For that reason, your story and mine matter. "He told me everything I've ever done" are not just the magnetic words of the woman at the well; they can be ours in our own form. "He saved me from a life of purposelessness" or "He restored my broken family" are just as much the words of the Gospel story as the words of the woman at the well, even if those are our stories today and not the words of someone in Palestine AD 31.
That's the beauty of the Gospel story. Those are the words that fill the books that threaten to overwhelm the world with wonder.
Love this. Thanks.
wow. I was just talking to nate about this a few days ago. I realized something cool later that day too:
Everyone's vocation (when stripped down) is to be a story-teller.
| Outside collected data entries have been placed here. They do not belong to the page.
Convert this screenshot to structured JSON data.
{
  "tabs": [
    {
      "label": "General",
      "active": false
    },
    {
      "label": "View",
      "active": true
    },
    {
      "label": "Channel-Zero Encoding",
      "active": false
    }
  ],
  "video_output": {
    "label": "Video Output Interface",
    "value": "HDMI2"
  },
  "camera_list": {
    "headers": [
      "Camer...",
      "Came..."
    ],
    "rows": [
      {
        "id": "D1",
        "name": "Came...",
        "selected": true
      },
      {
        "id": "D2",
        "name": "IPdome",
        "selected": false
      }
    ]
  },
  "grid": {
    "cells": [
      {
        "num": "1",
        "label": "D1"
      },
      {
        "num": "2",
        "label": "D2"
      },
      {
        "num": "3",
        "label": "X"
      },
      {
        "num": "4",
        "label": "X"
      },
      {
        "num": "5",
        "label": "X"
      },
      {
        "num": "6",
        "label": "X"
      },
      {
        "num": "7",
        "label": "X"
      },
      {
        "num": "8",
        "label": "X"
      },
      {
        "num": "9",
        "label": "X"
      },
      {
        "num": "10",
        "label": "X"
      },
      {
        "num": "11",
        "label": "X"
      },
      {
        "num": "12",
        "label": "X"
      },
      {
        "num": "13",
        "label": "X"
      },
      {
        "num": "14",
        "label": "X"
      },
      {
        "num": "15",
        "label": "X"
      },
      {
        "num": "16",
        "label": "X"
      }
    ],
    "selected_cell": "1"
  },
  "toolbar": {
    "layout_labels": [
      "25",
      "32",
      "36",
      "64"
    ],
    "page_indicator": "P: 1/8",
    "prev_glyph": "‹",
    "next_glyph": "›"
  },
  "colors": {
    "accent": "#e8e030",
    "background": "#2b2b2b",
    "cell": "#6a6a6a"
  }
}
We're all to continually retell the Jesus' story over and over....the means by which we go about doing that will probably look different for everyone.... But isn't that cool?
Dan and Erin, you two are saying about the same thing, methinks. And you're both wonderfully onto something. Wherever Jesus is, his story continues. In and through us. So when Luke says at the beginning of Acts that his earlier account was all about "all that Jesus BEGAN to do and teach," it sort of implies that Acts, the story of the apostles after Jesus ascended, is the story of all that Jesus CONTINUED to do and teach. Through his followers. So his story continues in our stories, or our stories are caught up into his, if we are united to him in spirit. A wonderful truth. And also a truth that I suppose should make us stop and wonder if we really living as if we were confidant that all this is really true.